Unsurprisingly, Insomnia received, in fairly short order, an American remake, directed by a young Christopher Nolan. Honestly if the original was in English and you told me Christopher Nolan had directed it, I would believe you. I sort of recall the remake being a flop, and it could have been in a financial sense, it apparently did receive something like a 92% Rotten Tomatoes score and lots of positive reviews. Though the two plots sound very close (the remake has an LAPD detective trying to solve a murder in Alaska), I have a feeling that they are, in the end, very different movies, not least because of the casting choices: while Skarsgård plays his character with a great deal of reserve, communicating his character’s inner life through very small choices, the American version is played by Al Pacino.

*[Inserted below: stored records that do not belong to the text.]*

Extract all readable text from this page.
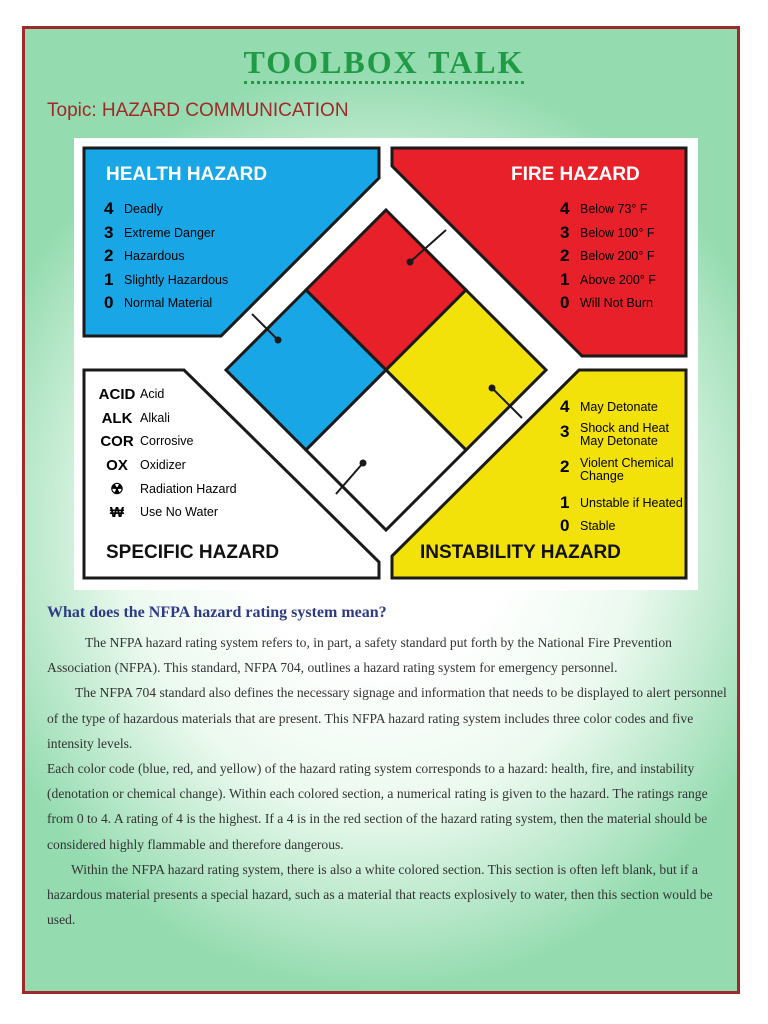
TOOLBOX TALK
Topic: HAZARD COMMUNICATION
HEALTH HAZARD
4 Deadly
3 Extreme Danger
2 Hazardous
1 Slightly Hazardous
0 Normal Material
FIRE HAZARD
4 Below 73° F
3 Below 100° F
2 Below 200° F
1 Above 200° F
0 Will Not Burn
ACID Acid
ALK Alkali
COR Corrosive
OX Oxidizer
☢	Radiation Hazard
₩	Use No Water
SPECIFIC HAZARD
4 May Detonate
3 Shock and Heat May Detonate
2 Violent Chemical Change
1 Unstable if Heated
0 Stable
INSTABILITY HAZARD
What does the NFPA hazard rating system mean?

The NFPA hazard rating system refers to, in part, a safety standard put forth by the National Fire Prevention Association (NFPA). This standard, NFPA 704, outlines a hazard rating system for emergency personnel.

The NFPA 704 standard also defines the necessary signage and information that needs to be displayed to alert personnel of the type of hazardous materials that are present. This NFPA hazard rating system includes three color codes and five intensity levels.

Each color code (blue, red, and yellow) of the hazard rating system corresponds to a hazard: health, fire, and instability (denotation or chemical change). Within each colored section, a numerical rating is given to the hazard. The ratings range from 0 to 4. A rating of 4 is the highest. If a 4 is in the red section of the hazard rating system, then the material should be considered highly flammable and therefore dangerous.

Within the NFPA hazard rating system, there is also a white colored section. This section is often left blank, but if a hazardous material presents a special hazard, such as a material that reacts explosively to water, then this section would be used.
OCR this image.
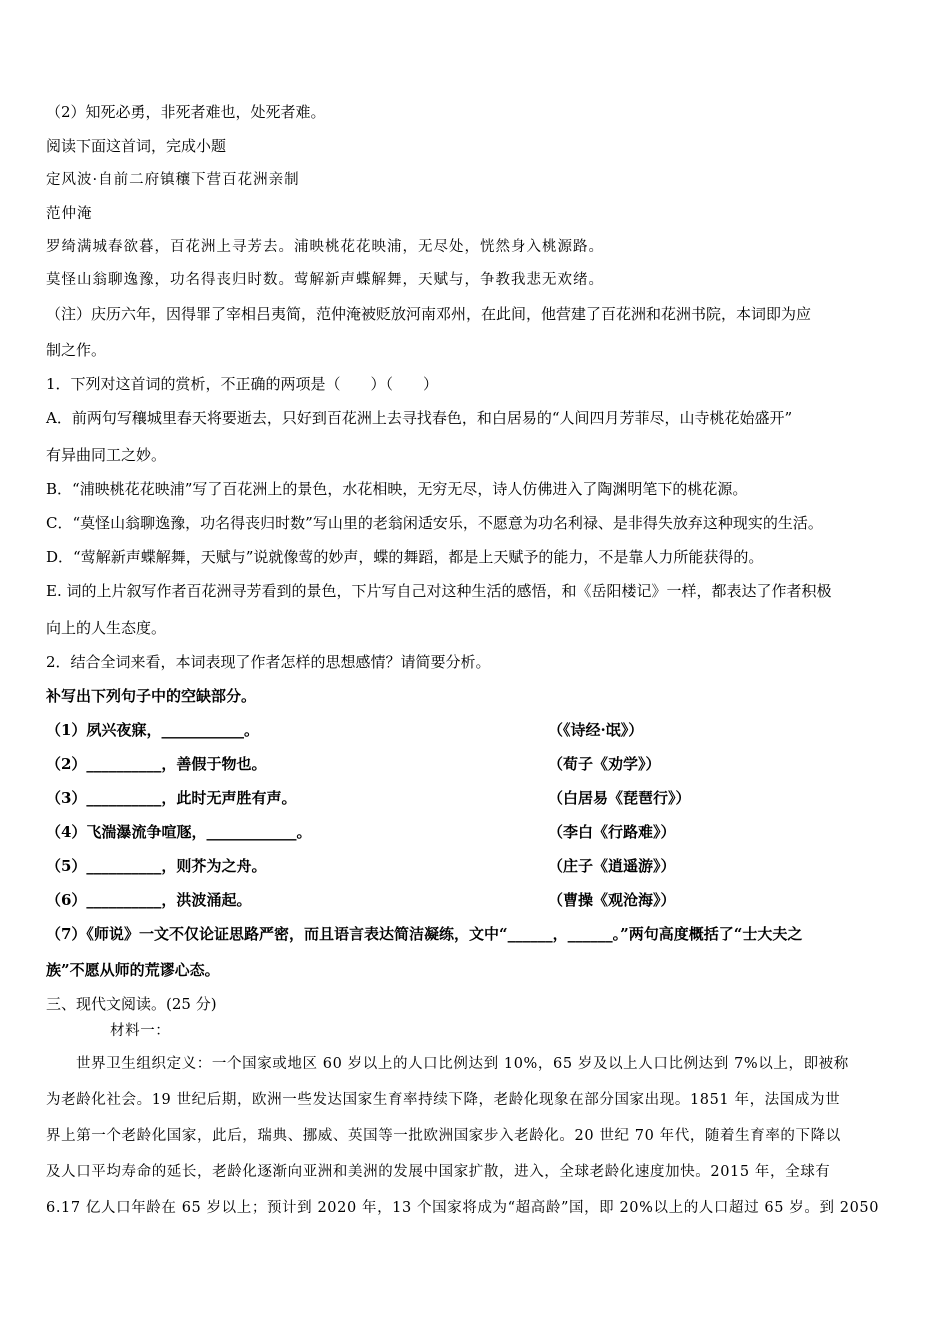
（2）知死必勇，非死者难也，处死者难。
阅读下面这首词，完成小题
定风波·自前二府镇穰下营百花洲亲制
范仲淹
罗绮满城春欲暮，百花洲上寻芳去。浦映桃花花映浦，无尽处，恍然身入桃源路。
莫怪山翁聊逸豫，功名得丧归时数。莺解新声蝶解舞，天赋与，争教我悲无欢绪。
（注）庆历六年，因得罪了宰相吕夷简，范仲淹被贬放河南邓州，在此间，他营建了百花洲和花洲书院，本词即为应
制之作。
1．下列对这首词的赏析，不正确的两项是（　　）（　　）
A．前两句写穰城里春天将要逝去，只好到百花洲上去寻找春色，和白居易的“人间四月芳菲尽，山寺桃花始盛开”
有异曲同工之妙。
B．“浦映桃花花映浦”写了百花洲上的景色，水花相映，无穷无尽，诗人仿佛进入了陶渊明笔下的桃花源。
C．“莫怪山翁聊逸豫，功名得丧归时数”写山里的老翁闲适安乐，不愿意为功名利禄、是非得失放弃这种现实的生活。
D．“莺解新声蝶解舞，天赋与”说就像莺的妙声，蝶的舞蹈，都是上天赋予的能力，不是靠人力所能获得的。
E. 词的上片叙写作者百花洲寻芳看到的景色，下片写自己对这种生活的感悟，和《岳阳楼记》一样，都表达了作者积极
向上的人生态度。
2．结合全词来看，本词表现了作者怎样的思想感情？请简要分析。
补写出下列句子中的空缺部分。
（1）夙兴夜寐，___________。	（《诗经·氓》）
（2）__________，善假于物也。	（荀子《劝学》）
（3）__________，此时无声胜有声。	（白居易《琵琶行》）
（4）飞湍瀑流争喧豗，____________。	（李白《行路难》）
（5）__________，则芥为之舟。	（庄子《逍遥游》）
（6）__________，洪波涌起。	（曹操《观沧海》）
（7）《师说》一文不仅论证思路严密，而且语言表达简洁凝练，文中“______，______。”两句高度概括了“士大夫之
族”不愿从师的荒谬心态。
三、现代文阅读。(25 分)
材料一：
世界卫生组织定义：一个国家或地区 60 岁以上的人口比例达到 10%，65 岁及以上人口比例达到 7%以上，即被称
为老龄化社会。19 世纪后期，欧洲一些发达国家生育率持续下降，老龄化现象在部分国家出现。1851 年，法国成为世
界上第一个老龄化国家，此后，瑞典、挪威、英国等一批欧洲国家步入老龄化。20 世纪 70 年代，随着生育率的下降以
及人口平均寿命的延长，老龄化逐渐向亚洲和美洲的发展中国家扩散，进入，全球老龄化速度加快。2015 年，全球有
6.17 亿人口年龄在 65 岁以上；预计到 2020 年，13 个国家将成为“超高龄”国，即 20%以上的人口超过 65 岁。到 2050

Perhaps even more interestingly, the American version recasts the part of the detective’s main suspect, a crime novelist originally played by Bjørn Floberg, with, of all people, Robin Williams. But I’m told it works, so maybe I’ll have to check it out.
Norway was not, in the mid-1990s, a country much known for its film industry, but it has since gained in international prominence, to the point that there are multiple Norwegian TV series on multiple streaming platforms that I am either currently watching or have been told by people to watch, and there is right at this moment a Norwegian movie (The Worst Person in the World) that is playing at the mainstream multiplex down the street from my house and up for multiple Oscars. One such anecdote would be that the decade from 2000 to 2010 has far more films linked on the “Cinema of Norway” Wikipedia page than the several decades before that combined, with Insomnia the only Norwegian movie from 1960 to 2000 that I had ever actually heard of (though I maybe should have heard of Søndagsengler, a Best Foreign Language Film nominee in 1996), while I’ve heard of maybe a dozen since then. But is that a product of increased globalization or higher quality of output? In other words, which came first, international distribution, or movies worth international distribution?